I always thought that post-college life was like a second adolescence because, for the first time, you no longer have a ready-made social environment. For some people, the workplace becomes the primary source of new friendships, but it seems that jobs so rarely reflect a person’s passions or conscience. And since I’ve spent more than half of my career as a freelance writer, working out of the house, that hasn’t really been an option for me anyway.

After many years where I’ve taken trips to bookstore cafés during the day just to have some human contact, I thought one of the fringe benefits of having a baby would be the opportunity to meet other new moms. To some degree, that seems to be true, and it’s particularly exciting that there are now so many others in their 30s.

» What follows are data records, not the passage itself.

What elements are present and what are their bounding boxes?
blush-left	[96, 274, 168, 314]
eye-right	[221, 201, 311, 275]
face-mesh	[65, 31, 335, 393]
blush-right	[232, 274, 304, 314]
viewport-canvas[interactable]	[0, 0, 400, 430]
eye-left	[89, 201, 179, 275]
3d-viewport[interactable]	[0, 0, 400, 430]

But then I went out to lunch with some women from a mom and baby yoga class the other day and was reminded how different mothers can be. One of the moms in the group mentioned that she had quit her job at one of those fake pregnancy crisis centers when her baby was born. It’s one thing to be pro-life, another to work in a place that purposefully deceives and emotionally manipulates young women. I sat there quietly and nodding dumbly, wondering how she might react if she knew that I started doing pro-choice work when I was about 16 years old. I even had a work-study job as a student organizer for reproductive rights in college.

Maybe I did visibly shudder at her revelation, which could be why she then explained that she was an abstinence educator. I was raised by a woman who was once the president of a Planned Parenthood chapter, so this didn’t strike me as a particularly more ethical line of work.

Did I miss an opportunity for dialogue and learning by keeping my mouth shut, or did I manage to duck a confrontation?